There’s no point in hating on OSCON or any other large conference for having become the victims of their own success… but that doesn’t mean I enjoy the corporate gigantism aspect. As always Rasmus put his finger on it when he noted that OSCON is now so huge that you can’t process much except dealing with the people you already know — so the big dogs just end up drinking beer with the other big dogs. OSBridge had a spirit that was much closer to the OSCON of years ago — everyone was just so open and relaxed and genuinely interested in sharing. Corporate interest was minimal, amounting to little more than Facebook sponsoring a bar-hop… in fact, one happy-hour event was open-bar only for the first $250 worth of drinkies! 🙂

I suspect that there’s a little bit of development-cycle luck involved in the era of good feeling too.

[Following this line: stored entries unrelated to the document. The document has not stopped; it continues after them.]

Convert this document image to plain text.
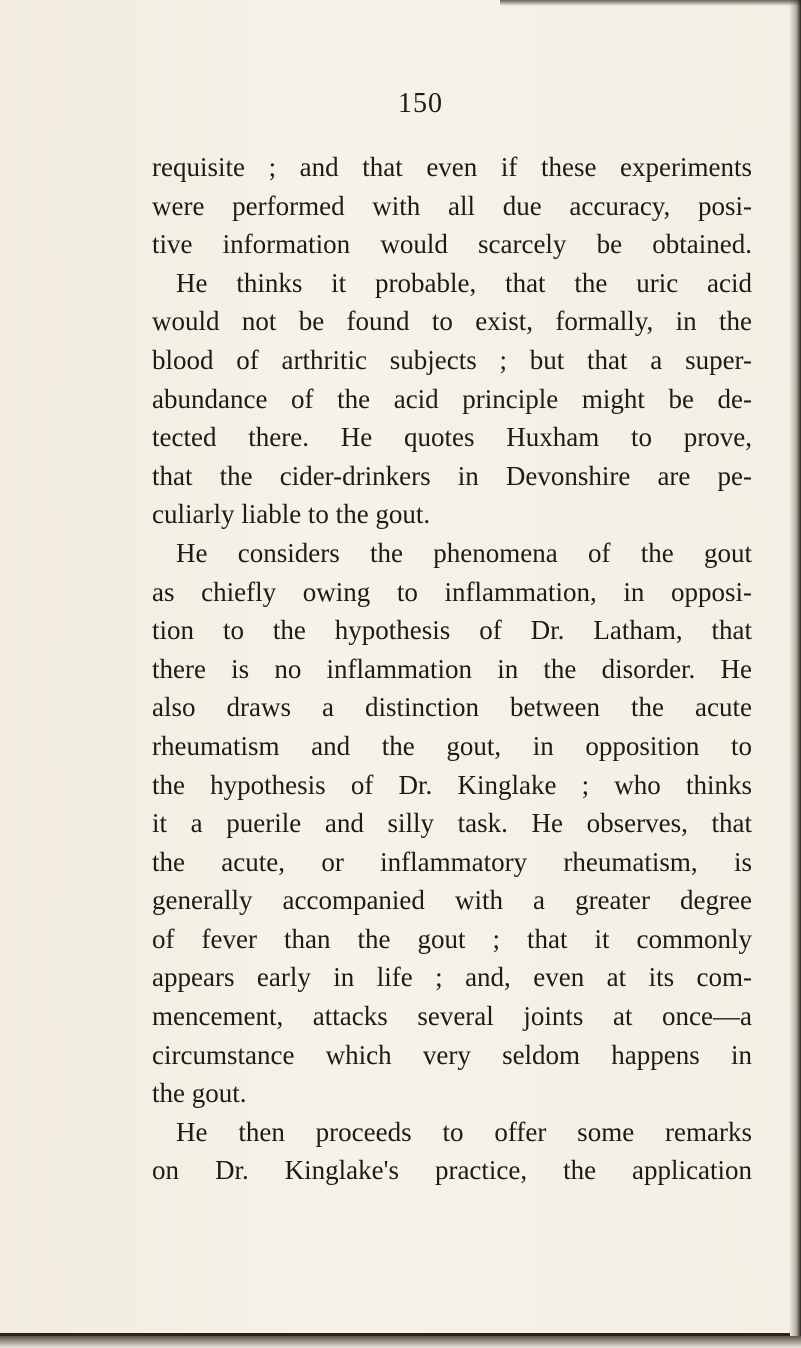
150
requisite ; and that even if these experiments
were performed with all due accuracy, posi-
tive information would scarcely be obtained.
He thinks it probable, that the uric acid
would not be found to exist, formally, in the
blood of arthritic subjects ; but that a super-
abundance of the acid principle might be de-
tected there. He quotes Huxham to prove,
that the cider-drinkers in Devonshire are pe-
culiarly liable to the gout.
He considers the phenomena of the gout
as chiefly owing to inflammation, in opposi-
tion to the hypothesis of Dr. Latham, that
there is no inflammation in the disorder. He
also draws a distinction between the acute
rheumatism and the gout, in opposition to
the hypothesis of Dr. Kinglake ; who thinks
it a puerile and silly task. He observes, that
the acute, or inflammatory rheumatism, is
generally accompanied with a greater degree
of fever than the gout ; that it commonly
appears early in life ; and, even at its com-
mencement, attacks several joints at once—a
circumstance which very seldom happens in
the gout.
He then proceeds to offer some remarks
on Dr. Kinglake's practice, the application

All the excitement this year was around new datastores and server-side JavaScript engines… which maybe haven’t yet reached the stage where people feel compelled to champion one product at the expense of another. In the years where the new hotness is a programming language or toolkit, things can be more prickly or at least awkward if you don’t happen to be personally interested in the hot thing of the moment. Also, the inevitable demise of MySQL under Oracle seems to have resolved a lot of ambivalence and freed a bunch of people to wholeheartedly pour their energy into alternatives. And finally the extremely low cost of OSBridge — $300! — meant that people could kind of relax and follow their true bliss, instead of feeling like they had to justify some big conference fee by learning stuff relevant to their enterprise.

I don’t want to make it sound like a candy-coated paradise, cause that is not Troutgirl’s style :). It wouldn’t be Open Source without big egos, small social skills, and the dude in the Utilikilt standing around holding a pole with a parrot puppet impaled on it. Also Portland in early June seems to alternate between rain and humidity, unlike Portland in early August where every balmy evening invites an outing to an al fresco beergarden. To be fair, hotels and restaurants were bizarrely cheap and not very crowded in the “shoulder season” before the festivals of summer.

Lots of other OSBridge-lovers have mentioned the other unique aspects of this con — the perfect blend of proposed talks and unconference, the relatively large number of female speakers, the utter lack of vendors (I think Mozilla sent a dude to give away stickers, but that’s it) — but I just wanted to give one last shout-out to the volunteer army that puts on the conference. Selena, Christie, everyone who stayed up all night to man the 24-hour hacker lounge — I really appreciate all the hard work you put in, and I heard so many raves about the conference from others too. Thanks for giving us a space to revive our faith in what Open Source should be all about.